Por: Griselda Lira “La Tirana”

Para Gerardo Bravo Vargas
…de allá del mar vendrás golondrina presumida…
Tomás Méndez

 

Camino a través del bosque imaginando que vivo en un sueño, avanzo a paso lento y descubro que el río profundo donde jugábamos cuando éramos niños tiene un cauce más pequeño; en realidad, las plantas lo han ocultado como si le brindaran protección ante las amenazas de la civilización y toda su podredumbre egocéntrica, ayudo a un pequeño pez a liberarse de entre las ramas de un árbol tirado a propósito para hacer un puente y cruzar el río.
Tomo aire y siento un dolor en el pecho, soy una inútil citadina con aspiraciones rurales, me siento en una piedra para descansar, sacar de mi mochila el celular y leer mis mensajes; es raro, nadie me busca, he perdido señal y con ello la noción del tiempo; así que decido apagar el maldito teléfono que me hace codependiente, paranoica y entorpecida. Observo que a lo lejos se desdibuja el pueblo llamado “Espino blanco”, mi destino, un perro y un hombre vestido de campesino me saludan, el perro me ladra y su dueño le ordena callar, me gusta su sarape verde. Sonrío, estoy muy cansada.
Hace siete años me hicieron una operación de corazón y dejé de darle importancia a mi miedo por la muerte, pero entonces me empezó a dar miedo por el amor, sufro de obsesiones incongruentes propias de las personas que le damos demasiada importancia a las batallas laborales cotidianas porque somos exigentes, perfeccionistas y hemos perdido la brújula después de tanta espera en los naufragios del vivir.
Llego al pueblo, no conozco a ninguno de los habitantes actuales, me torné muy desconfiada después de mis contiendas traumáticas con la cultura hidalguense de arraigo priista, violento, ignorante y carcomido por el infierno de la avaricia, tengo un ancla asentada en el lecho marino de mi corazón y debo sacarla, aunque me duela.
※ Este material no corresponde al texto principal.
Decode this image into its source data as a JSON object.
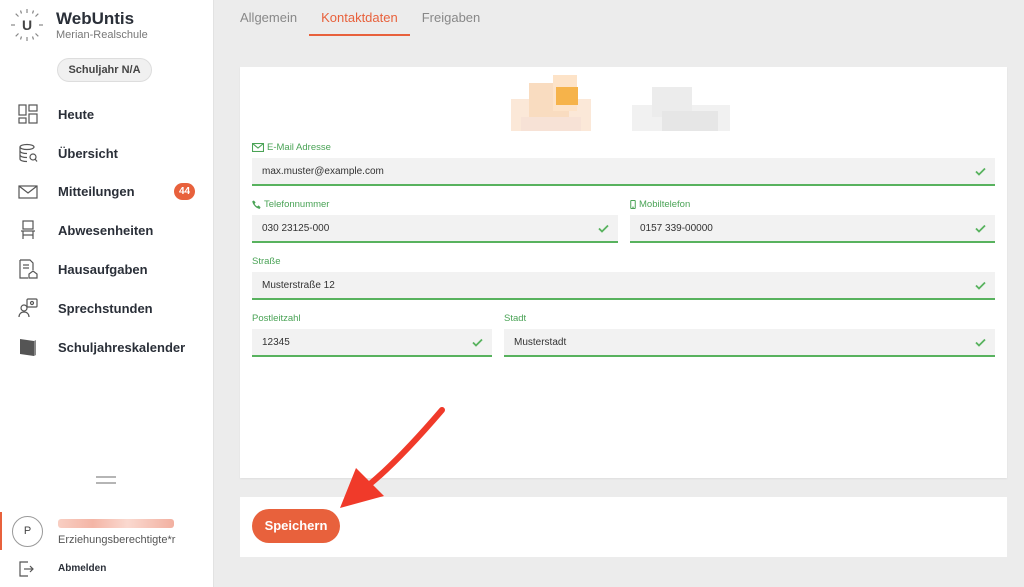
{
  "app": {
    "title": "WebUntis",
    "school": "Merian-Realschule",
    "year": "Schuljahr N/A"
  },
  "nav": [
    {
      "label": "Heute",
      "icon": "dashboard-icon"
    },
    {
      "label": "Übersicht",
      "icon": "overview-icon"
    },
    {
      "label": "Mitteilungen",
      "icon": "mail-icon",
      "badge": "44"
    },
    {
      "label": "Abwesenheiten",
      "icon": "chair-icon"
    },
    {
      "label": "Hausaufgaben",
      "icon": "homework-icon"
    },
    {
      "label": "Sprechstunden",
      "icon": "consultation-icon"
    },
    {
      "label": "Schuljahreskalender",
      "icon": "calendar-icon"
    }
  ],
  "user": {
    "initial": "P",
    "role": "Erziehungsberechtigte*r",
    "logout": "Abmelden"
  },
  "tabs": [
    {
      "label": "Allgemein",
      "active": false
    },
    {
      "label": "Kontaktdaten",
      "active": true
    },
    {
      "label": "Freigaben",
      "active": false
    }
  ],
  "form": {
    "email": {
      "label": "E-Mail Adresse",
      "value": "max.muster@example.com"
    },
    "phone": {
      "label": "Telefonnummer",
      "value": "030 23125-000"
    },
    "mobile": {
      "label": "Mobiltelefon",
      "value": "0157 339-00000"
    },
    "street": {
      "label": "Straße",
      "value": "Musterstraße 12"
    },
    "zip": {
      "label": "Postleitzahl",
      "value": "12345"
    },
    "city": {
      "label": "Stadt",
      "value": "Musterstadt"
    }
  },
  "save_label": "Speichern",
  "colors": {
    "accent": "#e8613c",
    "valid": "#58b25e",
    "label": "#4aa356"
  }
}
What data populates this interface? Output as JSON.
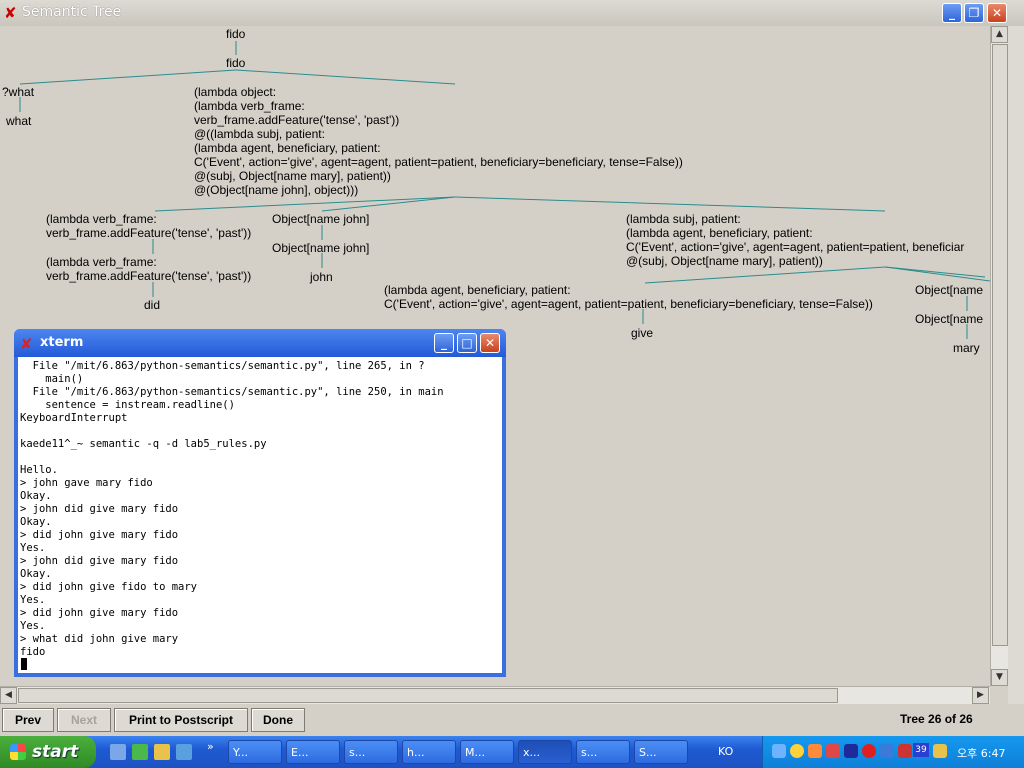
{
  "window": {
    "title": "Semantic Tree"
  },
  "tree": {
    "nodes": [
      "fido",
      "fido",
      "?what",
      "what",
      "(lambda object:\n(lambda verb_frame:\nverb_frame.addFeature('tense', 'past'))\n@((lambda subj, patient:\n(lambda agent, beneficiary, patient:\nC('Event', action='give', agent=agent, patient=patient, beneficiary=beneficiary, tense=False))\n@(subj, Object[name mary], patient))\n@(Object[name john], object)))",
      "(lambda verb_frame:\nverb_frame.addFeature('tense', 'past'))",
      "(lambda verb_frame:\nverb_frame.addFeature('tense', 'past'))",
      "did",
      "Object[name john]",
      "Object[name john]",
      "john",
      "(lambda subj, patient:\n(lambda agent, beneficiary, patient:\nC('Event', action='give', agent=agent, patient=patient, beneficiar\n@(subj, Object[name mary], patient))",
      "(lambda agent, beneficiary, patient:\nC('Event', action='give', agent=agent, patient=patient, beneficiary=beneficiary, tense=False))",
      "give",
      "Object[name",
      "Object[name",
      "mary"
    ]
  },
  "buttons": {
    "prev": "Prev",
    "next": "Next",
    "print": "Print to Postscript",
    "done": "Done"
  },
  "status": "Tree 26 of 26",
  "xterm": {
    "title": "xterm",
    "lines": [
      "  File \"/mit/6.863/python-semantics/semantic.py\", line 265, in ?",
      "    main()",
      "  File \"/mit/6.863/python-semantics/semantic.py\", line 250, in main",
      "    sentence = instream.readline()",
      "KeyboardInterrupt",
      "",
      "kaede11^_~ semantic -q -d lab5_rules.py",
      "",
      "Hello.",
      "> john gave mary fido",
      "Okay.",
      "> john did give mary fido",
      "Okay.",
      "> did john give mary fido",
      "Yes.",
      "> john did give mary fido",
      "Okay.",
      "> did john give fido to mary",
      "Yes.",
      "> did john give mary fido",
      "Yes.",
      "> what did john give mary",
      "fido"
    ]
  },
  "taskbar": {
    "start": "start",
    "items": [
      "Y...",
      "E...",
      "s...",
      "h...",
      "M...",
      "x...",
      "s...",
      "S..."
    ],
    "lang": "KO",
    "badge": "39",
    "clock": "오후 6:47"
  },
  "colors": {
    "tree_line": "#2a8c8c",
    "taskbar": "#245edb",
    "start": "#3c9a32"
  }
}
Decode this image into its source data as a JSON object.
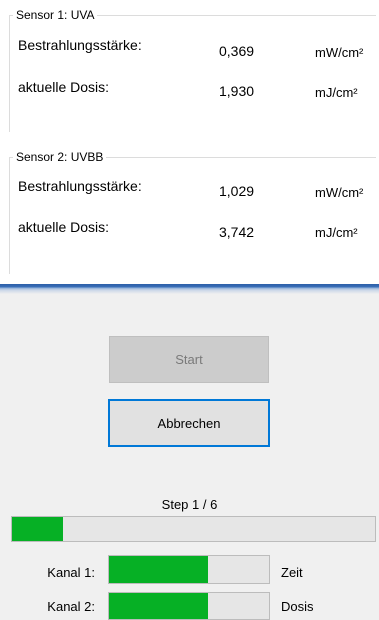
{
  "sensors": [
    {
      "title": "Sensor 1: UVA",
      "irradiance_label": "Bestrahlungsstärke:",
      "irradiance_value": "0,369",
      "irradiance_unit": "mW/cm²",
      "dose_label": "aktuelle Dosis:",
      "dose_value": "1,930",
      "dose_unit": "mJ/cm²"
    },
    {
      "title": "Sensor 2: UVBB",
      "irradiance_label": "Bestrahlungsstärke:",
      "irradiance_value": "1,029",
      "irradiance_unit": "mW/cm²",
      "dose_label": "aktuelle Dosis:",
      "dose_value": "3,742",
      "dose_unit": "mJ/cm²"
    }
  ],
  "controls": {
    "start_label": "Start",
    "cancel_label": "Abbrechen"
  },
  "progress": {
    "step_label": "Step 1 / 6",
    "step_fraction": 0.14,
    "channels": [
      {
        "label": "Kanal 1:",
        "after_label": "Zeit",
        "fraction": 0.62
      },
      {
        "label": "Kanal 2:",
        "after_label": "Dosis",
        "fraction": 0.62
      }
    ]
  },
  "colors": {
    "progress_fill": "#06b025",
    "focus_border": "#0078d7",
    "separator_blue": "#2b5ea7"
  }
}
Las golondrinas pasan piando y me quedo absorta, contemplando la escena, perdida en su vuelo y esperando una respuesta a mis cuestionamientos.
La tienda de don Aurelio sigue en pie solo que ahora los propietarios son sus nietos, pregunto por el camino hacia la casa vieja de los Galindo, mis padrinos, unos niños que hablan en inglés me resultan incongruentes con el paisaje, son los hijos de los nuevos habitantes, no sé qué pensar, a mí me gustaría que fueran los niños de antaño hablando otomí y que las casas de adobe abandonadas estuvieran habitadas por los indígenas con los que yo crecí.
Al llegar a la casa de mis padrinos, el vigilante me abre y pregunta si soy la ahijada de los Galindo, respondo temerosa al tiempo que levanto la cabeza y veo nuevamente a las golondrinas entrar a sus nidos por el zaguán, las flores que adornan la casa son espinos blancos. El vigilante me dice,
– Señorita Sara, se ve agotada por el viaje ¿gusta que mi esposa le prepare un tecito de espinos blancos son re ´buenos pal´ corazón.
– Gracias, lo necesito. Reafirmé con un suspiro.
Al fondo de la casa, en una escalera de madera está sentado un hombre con ojos de indio, trabaja con unas reatas para usar en el arriendo de caballos. Me mira de pies a cabeza y me siento intimidada pero ya no tengo fuerzas para defenderme de nada, he soltado las amarras de mi barca y me abandoné al destino. Esos ojos tristes los he visto antes, son los ojos de Antelmo, el niño que me sacó del río profundo cuando me caí del árbol por atrapar unas golondrinas.